In the previous example, we looked at a principal components analysis applied to the raw data. In our earlier discussion, we noted that if the raw data is used, then a principal component analysis will tend to give more emphasis to those variables that have higher variances than to those variables that have lower variances. In effect, the results of the analysis will depend on the units of measurement used to measure each variable. That would imply that a principal component analysis should only be used with the raw data if all variables have the same units of measure. And even in this case, only if you wish to give those variables which have higher variances more weight in the analysis.
A unique example of this type of implementation might be in an ecological setting where you are looking at counts of different species of organisms at a number of different sample sites. Here, one may want to give more weight to the more common species that are observed. By analyzing the raw data you will tend to find that more common species will also show higher variances and will be given more emphasis. If you were to do a principal component analysis on standardized counts, all species would be weighted equally regardless of how abundant they are and hence, you may find some very rare species entering in as significant contributors in the analysis. This may or may not be desirable. These types of decisions need to be made with a scientist from the field.
Summary Section
- The results of the principal component analysis depend on the measurement scales.
- Variables with the highest sample variances tend to be emphasized in the first few principal components.
- Principal component analysis using the covariance function should only be considered if all of the variables have the same units of measurement.

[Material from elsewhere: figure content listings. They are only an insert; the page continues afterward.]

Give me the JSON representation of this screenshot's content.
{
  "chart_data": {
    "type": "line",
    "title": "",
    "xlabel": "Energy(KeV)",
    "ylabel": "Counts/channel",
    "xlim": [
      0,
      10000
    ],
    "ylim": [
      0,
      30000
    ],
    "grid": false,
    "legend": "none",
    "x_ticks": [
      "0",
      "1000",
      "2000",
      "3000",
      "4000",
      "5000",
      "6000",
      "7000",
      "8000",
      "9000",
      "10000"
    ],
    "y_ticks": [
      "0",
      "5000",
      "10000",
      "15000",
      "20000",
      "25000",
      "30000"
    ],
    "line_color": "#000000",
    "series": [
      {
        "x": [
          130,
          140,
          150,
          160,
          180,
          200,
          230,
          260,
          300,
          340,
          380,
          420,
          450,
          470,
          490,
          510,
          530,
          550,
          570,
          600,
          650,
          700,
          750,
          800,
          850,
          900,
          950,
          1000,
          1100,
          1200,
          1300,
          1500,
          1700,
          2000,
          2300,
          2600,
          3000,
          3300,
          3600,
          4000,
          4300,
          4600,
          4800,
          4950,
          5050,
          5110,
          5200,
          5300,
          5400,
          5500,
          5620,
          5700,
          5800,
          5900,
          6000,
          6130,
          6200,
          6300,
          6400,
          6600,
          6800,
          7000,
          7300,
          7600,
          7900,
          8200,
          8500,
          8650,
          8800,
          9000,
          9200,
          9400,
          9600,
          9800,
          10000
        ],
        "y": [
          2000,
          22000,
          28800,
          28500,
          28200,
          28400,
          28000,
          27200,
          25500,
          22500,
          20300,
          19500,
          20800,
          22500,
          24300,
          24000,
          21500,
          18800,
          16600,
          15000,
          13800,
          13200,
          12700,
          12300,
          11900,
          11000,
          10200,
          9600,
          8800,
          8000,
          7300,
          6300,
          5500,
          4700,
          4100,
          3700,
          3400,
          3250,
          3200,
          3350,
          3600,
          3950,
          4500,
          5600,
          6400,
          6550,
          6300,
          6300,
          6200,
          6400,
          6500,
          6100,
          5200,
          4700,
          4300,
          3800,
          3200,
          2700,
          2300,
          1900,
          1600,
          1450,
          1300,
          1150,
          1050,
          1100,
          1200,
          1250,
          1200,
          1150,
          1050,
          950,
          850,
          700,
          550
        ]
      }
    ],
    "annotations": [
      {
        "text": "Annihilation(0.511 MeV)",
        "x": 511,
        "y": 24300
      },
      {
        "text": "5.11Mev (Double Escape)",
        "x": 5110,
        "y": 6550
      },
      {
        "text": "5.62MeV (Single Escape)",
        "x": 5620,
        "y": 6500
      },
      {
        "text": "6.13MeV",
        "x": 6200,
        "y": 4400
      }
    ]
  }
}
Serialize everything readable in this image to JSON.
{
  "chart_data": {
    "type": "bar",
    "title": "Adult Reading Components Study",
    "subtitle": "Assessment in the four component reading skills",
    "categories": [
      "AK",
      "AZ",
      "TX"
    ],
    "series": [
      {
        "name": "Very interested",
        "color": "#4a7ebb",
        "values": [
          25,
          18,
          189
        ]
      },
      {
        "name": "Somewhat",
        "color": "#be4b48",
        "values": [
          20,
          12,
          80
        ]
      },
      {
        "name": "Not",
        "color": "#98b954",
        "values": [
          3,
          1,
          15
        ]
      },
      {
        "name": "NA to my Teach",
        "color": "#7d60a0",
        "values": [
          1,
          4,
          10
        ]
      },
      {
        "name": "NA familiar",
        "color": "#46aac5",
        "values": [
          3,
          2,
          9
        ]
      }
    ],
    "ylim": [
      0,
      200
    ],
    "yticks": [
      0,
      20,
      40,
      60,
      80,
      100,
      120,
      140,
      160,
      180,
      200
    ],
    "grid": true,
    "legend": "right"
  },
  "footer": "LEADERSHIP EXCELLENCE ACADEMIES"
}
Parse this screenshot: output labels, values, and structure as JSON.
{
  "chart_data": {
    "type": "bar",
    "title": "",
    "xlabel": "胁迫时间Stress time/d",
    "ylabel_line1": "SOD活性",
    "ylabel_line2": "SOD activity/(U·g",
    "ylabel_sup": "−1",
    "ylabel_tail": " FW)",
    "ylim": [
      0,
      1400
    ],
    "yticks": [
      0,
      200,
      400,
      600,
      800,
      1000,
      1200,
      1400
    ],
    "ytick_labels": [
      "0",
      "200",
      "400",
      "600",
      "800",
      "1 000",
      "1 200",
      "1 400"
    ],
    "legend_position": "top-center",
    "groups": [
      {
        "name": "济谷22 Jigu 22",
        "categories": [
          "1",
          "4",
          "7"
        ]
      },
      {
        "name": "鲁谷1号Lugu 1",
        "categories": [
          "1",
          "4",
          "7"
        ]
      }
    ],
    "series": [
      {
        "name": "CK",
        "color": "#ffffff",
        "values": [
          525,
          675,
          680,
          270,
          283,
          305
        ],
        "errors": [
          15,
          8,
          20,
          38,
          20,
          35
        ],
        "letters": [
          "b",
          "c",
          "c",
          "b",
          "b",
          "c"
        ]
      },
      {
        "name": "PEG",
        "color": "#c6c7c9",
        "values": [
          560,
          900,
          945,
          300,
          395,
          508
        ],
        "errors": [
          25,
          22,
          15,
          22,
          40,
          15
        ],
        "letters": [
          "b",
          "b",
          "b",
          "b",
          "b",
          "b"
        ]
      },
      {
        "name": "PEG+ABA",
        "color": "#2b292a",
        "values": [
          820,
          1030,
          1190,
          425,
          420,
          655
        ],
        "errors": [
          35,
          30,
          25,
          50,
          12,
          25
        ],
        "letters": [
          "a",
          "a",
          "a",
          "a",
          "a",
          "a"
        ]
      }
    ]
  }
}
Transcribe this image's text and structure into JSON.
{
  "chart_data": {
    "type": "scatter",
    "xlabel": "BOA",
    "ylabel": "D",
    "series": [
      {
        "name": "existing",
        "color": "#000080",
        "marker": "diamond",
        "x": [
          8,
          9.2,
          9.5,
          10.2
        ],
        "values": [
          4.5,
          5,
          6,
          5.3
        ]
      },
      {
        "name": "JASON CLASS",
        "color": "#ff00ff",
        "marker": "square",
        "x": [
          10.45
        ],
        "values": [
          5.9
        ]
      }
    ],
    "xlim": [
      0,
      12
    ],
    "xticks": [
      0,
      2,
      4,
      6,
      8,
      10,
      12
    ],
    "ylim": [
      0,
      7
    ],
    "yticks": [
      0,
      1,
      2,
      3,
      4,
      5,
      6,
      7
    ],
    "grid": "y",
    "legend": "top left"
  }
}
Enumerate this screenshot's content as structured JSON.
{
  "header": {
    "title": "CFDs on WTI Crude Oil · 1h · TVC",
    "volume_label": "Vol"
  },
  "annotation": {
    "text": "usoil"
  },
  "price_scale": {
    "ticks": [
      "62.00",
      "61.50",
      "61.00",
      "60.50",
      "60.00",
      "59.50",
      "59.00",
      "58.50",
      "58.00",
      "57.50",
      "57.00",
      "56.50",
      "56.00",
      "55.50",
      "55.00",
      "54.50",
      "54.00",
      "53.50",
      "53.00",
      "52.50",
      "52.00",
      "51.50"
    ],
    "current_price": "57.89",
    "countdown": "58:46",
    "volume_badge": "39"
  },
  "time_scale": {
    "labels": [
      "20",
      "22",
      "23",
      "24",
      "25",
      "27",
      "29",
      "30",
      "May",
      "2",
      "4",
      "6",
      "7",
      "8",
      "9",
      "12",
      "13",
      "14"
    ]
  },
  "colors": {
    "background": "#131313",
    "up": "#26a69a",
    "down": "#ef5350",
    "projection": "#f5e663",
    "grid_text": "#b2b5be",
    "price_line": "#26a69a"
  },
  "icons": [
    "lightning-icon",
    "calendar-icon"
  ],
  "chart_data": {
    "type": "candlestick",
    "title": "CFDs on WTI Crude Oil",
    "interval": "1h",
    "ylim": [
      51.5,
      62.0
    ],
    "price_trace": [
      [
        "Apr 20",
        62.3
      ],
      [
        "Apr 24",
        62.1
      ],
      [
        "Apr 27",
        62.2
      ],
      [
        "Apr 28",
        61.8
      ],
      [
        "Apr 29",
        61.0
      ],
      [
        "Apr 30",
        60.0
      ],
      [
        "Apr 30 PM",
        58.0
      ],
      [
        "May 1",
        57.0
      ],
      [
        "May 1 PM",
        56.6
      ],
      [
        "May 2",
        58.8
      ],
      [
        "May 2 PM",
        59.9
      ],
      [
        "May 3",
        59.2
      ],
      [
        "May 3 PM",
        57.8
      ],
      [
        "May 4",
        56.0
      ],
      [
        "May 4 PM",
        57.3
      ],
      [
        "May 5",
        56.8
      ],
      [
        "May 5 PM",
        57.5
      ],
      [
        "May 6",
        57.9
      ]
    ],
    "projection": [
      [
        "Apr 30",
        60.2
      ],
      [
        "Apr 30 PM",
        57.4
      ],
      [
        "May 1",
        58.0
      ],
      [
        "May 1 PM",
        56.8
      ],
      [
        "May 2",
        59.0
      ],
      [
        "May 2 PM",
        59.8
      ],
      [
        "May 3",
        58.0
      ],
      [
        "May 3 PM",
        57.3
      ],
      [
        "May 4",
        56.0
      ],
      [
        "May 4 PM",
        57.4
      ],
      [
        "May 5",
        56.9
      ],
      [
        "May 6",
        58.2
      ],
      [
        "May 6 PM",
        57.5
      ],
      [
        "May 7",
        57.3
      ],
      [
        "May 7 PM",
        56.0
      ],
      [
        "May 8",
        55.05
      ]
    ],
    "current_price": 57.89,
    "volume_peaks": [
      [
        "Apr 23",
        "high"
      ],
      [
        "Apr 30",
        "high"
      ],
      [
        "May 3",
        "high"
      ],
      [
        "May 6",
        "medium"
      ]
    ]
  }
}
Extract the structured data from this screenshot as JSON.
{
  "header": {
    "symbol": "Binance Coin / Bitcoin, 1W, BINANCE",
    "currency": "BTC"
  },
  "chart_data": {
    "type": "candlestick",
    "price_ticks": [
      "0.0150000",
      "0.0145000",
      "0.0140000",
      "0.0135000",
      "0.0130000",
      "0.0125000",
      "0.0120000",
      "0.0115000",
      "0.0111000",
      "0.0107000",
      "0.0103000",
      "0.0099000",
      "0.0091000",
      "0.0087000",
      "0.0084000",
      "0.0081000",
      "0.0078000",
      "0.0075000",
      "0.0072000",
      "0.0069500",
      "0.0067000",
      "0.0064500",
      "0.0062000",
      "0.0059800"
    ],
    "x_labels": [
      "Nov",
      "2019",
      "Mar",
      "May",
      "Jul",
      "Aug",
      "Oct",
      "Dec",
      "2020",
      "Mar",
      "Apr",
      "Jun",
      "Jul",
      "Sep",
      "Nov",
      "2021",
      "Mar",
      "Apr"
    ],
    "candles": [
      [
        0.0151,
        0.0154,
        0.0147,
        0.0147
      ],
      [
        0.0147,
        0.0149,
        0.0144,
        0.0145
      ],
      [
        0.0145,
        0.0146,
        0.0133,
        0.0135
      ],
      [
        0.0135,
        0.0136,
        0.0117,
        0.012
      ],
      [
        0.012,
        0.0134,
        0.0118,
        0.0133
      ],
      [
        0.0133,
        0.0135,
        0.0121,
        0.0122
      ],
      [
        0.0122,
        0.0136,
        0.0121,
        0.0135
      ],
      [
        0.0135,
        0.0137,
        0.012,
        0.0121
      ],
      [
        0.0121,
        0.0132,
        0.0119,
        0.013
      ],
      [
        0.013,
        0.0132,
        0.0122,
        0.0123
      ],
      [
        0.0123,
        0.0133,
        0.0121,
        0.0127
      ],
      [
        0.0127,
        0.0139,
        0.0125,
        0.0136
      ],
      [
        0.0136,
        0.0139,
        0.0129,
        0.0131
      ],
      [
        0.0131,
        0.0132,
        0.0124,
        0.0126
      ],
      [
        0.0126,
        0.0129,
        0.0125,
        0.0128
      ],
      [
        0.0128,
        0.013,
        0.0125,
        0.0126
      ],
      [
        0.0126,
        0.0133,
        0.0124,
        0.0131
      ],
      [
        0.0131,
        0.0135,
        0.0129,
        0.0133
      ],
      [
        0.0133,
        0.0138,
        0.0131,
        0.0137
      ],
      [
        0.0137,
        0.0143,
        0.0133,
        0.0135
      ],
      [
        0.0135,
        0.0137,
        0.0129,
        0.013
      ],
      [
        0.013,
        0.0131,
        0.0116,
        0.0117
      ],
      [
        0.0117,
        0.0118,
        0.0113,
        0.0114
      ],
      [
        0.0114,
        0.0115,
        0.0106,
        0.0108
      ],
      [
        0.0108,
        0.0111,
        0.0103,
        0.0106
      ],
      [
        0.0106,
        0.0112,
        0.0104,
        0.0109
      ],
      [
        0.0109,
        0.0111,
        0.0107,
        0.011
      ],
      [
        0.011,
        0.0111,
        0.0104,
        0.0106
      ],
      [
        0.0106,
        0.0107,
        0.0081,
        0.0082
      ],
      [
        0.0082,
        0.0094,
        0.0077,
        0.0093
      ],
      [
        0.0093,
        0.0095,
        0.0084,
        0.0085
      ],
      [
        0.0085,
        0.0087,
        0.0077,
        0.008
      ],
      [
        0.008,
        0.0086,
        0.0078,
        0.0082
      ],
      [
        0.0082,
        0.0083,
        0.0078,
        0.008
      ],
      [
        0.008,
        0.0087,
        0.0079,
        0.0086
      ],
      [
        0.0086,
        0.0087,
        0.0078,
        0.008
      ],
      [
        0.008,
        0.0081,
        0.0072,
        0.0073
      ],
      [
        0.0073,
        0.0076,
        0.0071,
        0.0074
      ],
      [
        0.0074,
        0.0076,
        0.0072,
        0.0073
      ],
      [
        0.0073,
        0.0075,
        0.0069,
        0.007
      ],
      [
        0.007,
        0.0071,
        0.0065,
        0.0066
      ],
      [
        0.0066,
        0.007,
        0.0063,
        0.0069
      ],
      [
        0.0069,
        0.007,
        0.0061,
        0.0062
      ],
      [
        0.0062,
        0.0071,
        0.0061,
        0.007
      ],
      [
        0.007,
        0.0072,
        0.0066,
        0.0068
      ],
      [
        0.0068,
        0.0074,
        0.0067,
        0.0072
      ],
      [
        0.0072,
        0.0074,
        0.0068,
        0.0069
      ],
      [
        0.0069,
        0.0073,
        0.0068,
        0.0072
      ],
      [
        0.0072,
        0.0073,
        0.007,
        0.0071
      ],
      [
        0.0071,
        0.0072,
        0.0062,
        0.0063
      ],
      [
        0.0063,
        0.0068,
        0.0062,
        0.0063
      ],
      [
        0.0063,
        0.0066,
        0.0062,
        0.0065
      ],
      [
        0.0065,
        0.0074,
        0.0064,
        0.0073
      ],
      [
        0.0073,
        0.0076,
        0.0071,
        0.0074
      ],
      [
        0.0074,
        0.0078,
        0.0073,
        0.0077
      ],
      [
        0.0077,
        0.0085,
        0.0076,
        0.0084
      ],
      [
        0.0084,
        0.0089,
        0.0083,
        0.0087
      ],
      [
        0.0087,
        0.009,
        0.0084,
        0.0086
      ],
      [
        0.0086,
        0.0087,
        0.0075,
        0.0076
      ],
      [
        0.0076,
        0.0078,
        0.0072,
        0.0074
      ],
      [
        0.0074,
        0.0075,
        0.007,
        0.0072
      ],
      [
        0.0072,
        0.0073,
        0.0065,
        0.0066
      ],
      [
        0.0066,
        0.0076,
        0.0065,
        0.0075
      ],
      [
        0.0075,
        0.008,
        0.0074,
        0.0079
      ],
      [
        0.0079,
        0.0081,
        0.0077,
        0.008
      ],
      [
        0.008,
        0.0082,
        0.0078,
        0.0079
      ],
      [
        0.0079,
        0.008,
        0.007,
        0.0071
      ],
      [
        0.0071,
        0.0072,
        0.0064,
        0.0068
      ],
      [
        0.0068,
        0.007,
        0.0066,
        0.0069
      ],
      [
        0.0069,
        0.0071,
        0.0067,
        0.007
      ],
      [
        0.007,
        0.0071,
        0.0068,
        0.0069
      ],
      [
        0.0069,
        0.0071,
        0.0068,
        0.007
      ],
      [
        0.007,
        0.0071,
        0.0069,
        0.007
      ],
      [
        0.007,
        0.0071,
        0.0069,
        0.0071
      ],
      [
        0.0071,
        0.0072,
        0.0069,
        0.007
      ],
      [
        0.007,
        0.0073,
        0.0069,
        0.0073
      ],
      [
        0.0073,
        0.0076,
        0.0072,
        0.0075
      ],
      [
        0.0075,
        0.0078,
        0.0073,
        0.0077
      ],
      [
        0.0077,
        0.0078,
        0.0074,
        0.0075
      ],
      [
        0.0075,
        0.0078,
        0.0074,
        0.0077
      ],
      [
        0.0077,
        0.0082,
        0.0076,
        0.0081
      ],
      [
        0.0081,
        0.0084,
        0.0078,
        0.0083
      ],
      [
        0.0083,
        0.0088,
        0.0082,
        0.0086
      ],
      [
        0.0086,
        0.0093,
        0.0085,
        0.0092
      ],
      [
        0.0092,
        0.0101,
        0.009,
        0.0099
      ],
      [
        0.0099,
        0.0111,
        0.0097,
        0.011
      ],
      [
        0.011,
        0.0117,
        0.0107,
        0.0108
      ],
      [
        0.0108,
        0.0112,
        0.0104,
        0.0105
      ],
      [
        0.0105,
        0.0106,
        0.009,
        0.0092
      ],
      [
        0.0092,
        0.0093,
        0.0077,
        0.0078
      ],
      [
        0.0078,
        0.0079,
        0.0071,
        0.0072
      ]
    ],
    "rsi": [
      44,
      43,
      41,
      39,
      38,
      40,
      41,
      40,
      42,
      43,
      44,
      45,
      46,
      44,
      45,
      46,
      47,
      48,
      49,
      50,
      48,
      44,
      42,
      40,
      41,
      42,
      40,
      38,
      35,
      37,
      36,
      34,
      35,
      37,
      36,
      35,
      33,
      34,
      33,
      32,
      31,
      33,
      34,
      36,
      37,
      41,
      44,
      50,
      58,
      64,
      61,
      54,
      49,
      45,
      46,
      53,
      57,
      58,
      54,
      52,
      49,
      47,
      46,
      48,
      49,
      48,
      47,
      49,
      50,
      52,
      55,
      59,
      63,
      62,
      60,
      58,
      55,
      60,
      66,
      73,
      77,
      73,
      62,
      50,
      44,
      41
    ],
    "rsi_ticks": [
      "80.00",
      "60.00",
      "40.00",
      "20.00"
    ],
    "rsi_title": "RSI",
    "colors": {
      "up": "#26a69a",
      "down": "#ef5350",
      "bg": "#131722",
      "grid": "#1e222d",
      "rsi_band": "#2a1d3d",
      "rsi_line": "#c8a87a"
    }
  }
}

If the variables have different units of measurement, (i.e., pounds, feet, gallons, etc), or if we wish each variable to receive equal weight in the analysis, then the variables should be standardized before conducting a principal components analysis. To standardize a variable, subtract the mean and divide by the standard deviation:
\(Z_{ij} = \frac{X_{ij}-\bar{x}_j}{s_j}\)
where
- \(X_{ij}\) = Data for variable j in sample unit i
- \(\bar{x}_{j}\)= Sample mean for variable j
- \(s_j\) = Sample standard deviation for variable j
Principal Component Analysis Procedure with Standardized Data Section
The principal components are first calculated by obtaining the eigenvalues for the correlation matrix:
\(\hat{\lambda}_1, \hat{\lambda}_2, \dots, \hat{\lambda}_p\)
In this matrix, we denote the eigenvalues of the sample correlation matrix R and the corresponding eigenvectors
\(\mathbf{\hat{e}}_1, \mathbf{\hat{e}}_2, \dots, \mathbf{\hat{e}}_p\)
The estimated principal components scores are calculated using formulas similar to before, but instead of using the raw data we use the standardized data:
\begin{align} \hat{Y}_1 & = \hat{e}_{11}Z_1 + \hat{e}_{12}Z_2 + \dots + \hat{e}_{1p}Z_p \\ \hat{Y}_2 & = \hat{e}_{21}Z_1 + \hat{e}_{22}Z_2 + \dots + \hat{e}_{2p}Z_p \\&\vdots\\ \hat{Y}_p & = \hat{e}_{p1}Z_1 + \hat{e}_{p2}Z_2 + \dots + \hat{e}_{pp}Z_p \\ \end{align}
The rest of the procedure and the interpretations follow as discussed before.